На этом ниточка сознания, и так слабая до сих пор, полностью растворяется и теряется в темноте.
А теперь из этой темноты предстоит как-то выбираться.
Постепенно заработали губы и, услышав в очередной раз хлопки тапок по полу, прошептала - очень больно . Укол принес облегчение от боли и добавил сил. Теперь она уже могла открыть глаза и стало понятно, что нечто серое в полоску - это окно затянутое жалюзями, за которым было пасмурно и моросил небольшой бесконечный дождик.
Жизнь потихоньку налаживалась.
В палату зашла врач и спросила кого-то в недосягаемом поле зрения - "спит?".
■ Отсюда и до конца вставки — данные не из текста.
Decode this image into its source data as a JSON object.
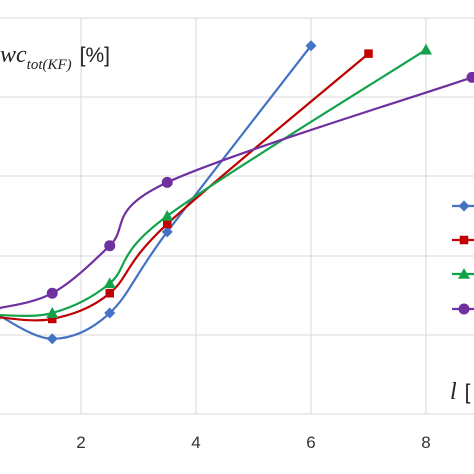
{
  "chart_data": {
    "type": "line",
    "ylabel": {
      "main": "wc",
      "sub": "tot(KF)",
      "unit": "[%]"
    },
    "xlabel": {
      "main": "l",
      "unit": "["
    },
    "x_ticks": [
      "2",
      "4",
      "6",
      "8"
    ],
    "xlim": [
      0.6,
      8.8
    ],
    "ylim": [
      0,
      1
    ],
    "grid": true,
    "legend": "right",
    "series": [
      {
        "color": "#4472C4",
        "marker": "diamond",
        "x": [
          0.5,
          1.5,
          2.5,
          3.5,
          6.0
        ],
        "y": [
          0.255,
          0.19,
          0.255,
          0.46,
          0.93
        ]
      },
      {
        "color": "#C00000",
        "marker": "square",
        "x": [
          0.5,
          1.5,
          2.5,
          3.5,
          7.0
        ],
        "y": [
          0.245,
          0.24,
          0.305,
          0.48,
          0.91
        ]
      },
      {
        "color": "#12A34A",
        "marker": "triangle",
        "x": [
          0.5,
          1.5,
          2.5,
          3.5,
          8.0
        ],
        "y": [
          0.25,
          0.255,
          0.33,
          0.5,
          0.92
        ]
      },
      {
        "color": "#7030A0",
        "marker": "circle",
        "x": [
          0.5,
          1.5,
          2.5,
          3.5,
          8.8
        ],
        "y": [
          0.265,
          0.305,
          0.425,
          0.585,
          0.85
        ]
      }
    ]
  }
}
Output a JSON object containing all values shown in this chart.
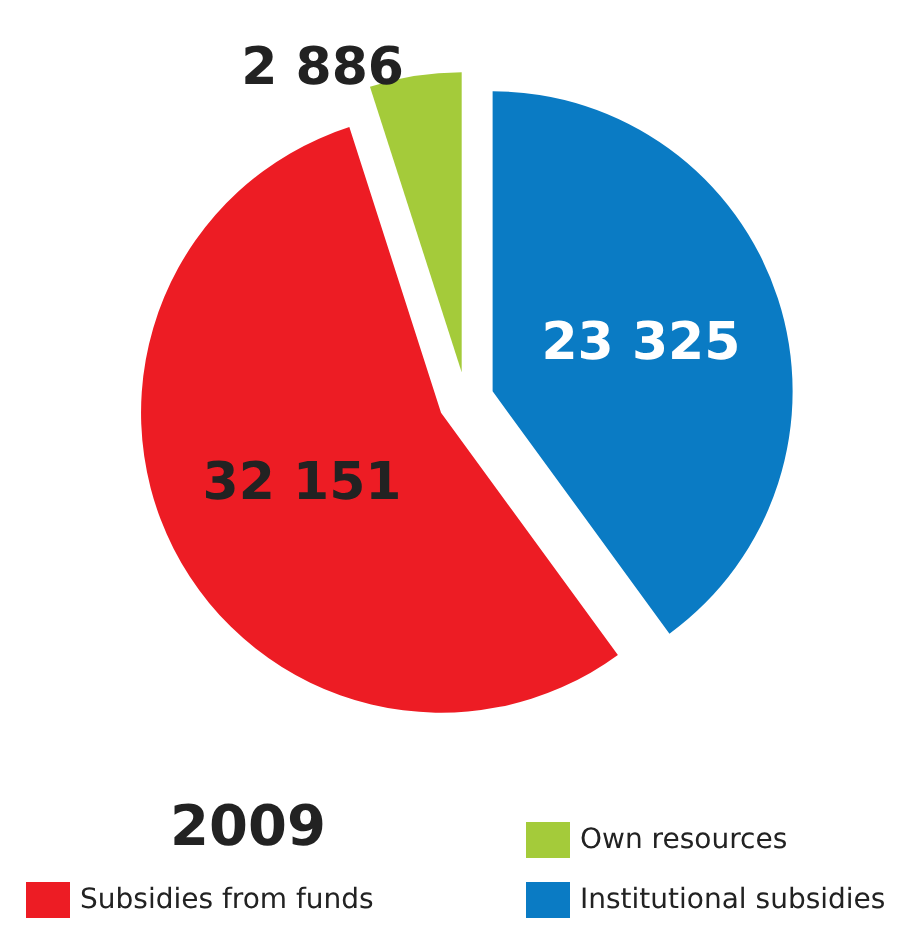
{
  "chart_data": {
    "type": "pie",
    "title": "2009",
    "categories": [
      "Institutional subsidies",
      "Subsidies from funds",
      "Own resources"
    ],
    "values": [
      23325,
      32151,
      2886
    ],
    "colors": [
      "#0a7bc4",
      "#ed1c24",
      "#a4cb3a"
    ],
    "value_labels": [
      "23 325",
      "32 151",
      "2 886"
    ],
    "legend": "bottom"
  }
}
- Не сплю - протянула она с закрытыми глазами, потому что так лежать было проще.
Тогда врач подошла поближе и сказала - "Девочка . 3630".
После этого был долгий и самый тяжелый день, потому что болело не переставая; потом была радостная встреча с маленьким кулечком, из которого виднелась только темная, покрытая волосенками головка; и первые неуверенные шаги по палате; и лицо - цвета больничного потолка - в зеркале; и бессонные ночи с тем самым кулечком; и наконец-то - дом.
Ах, да, были еще жаркие споры длиной в три недели- споры о том, какое же имя дать маленькому, но такому большому в их сердце, человечку.
***
Все это было так недавно, но все-таки довольно давно.
С Днем Рождения, доченька! Тебе сегодня два года.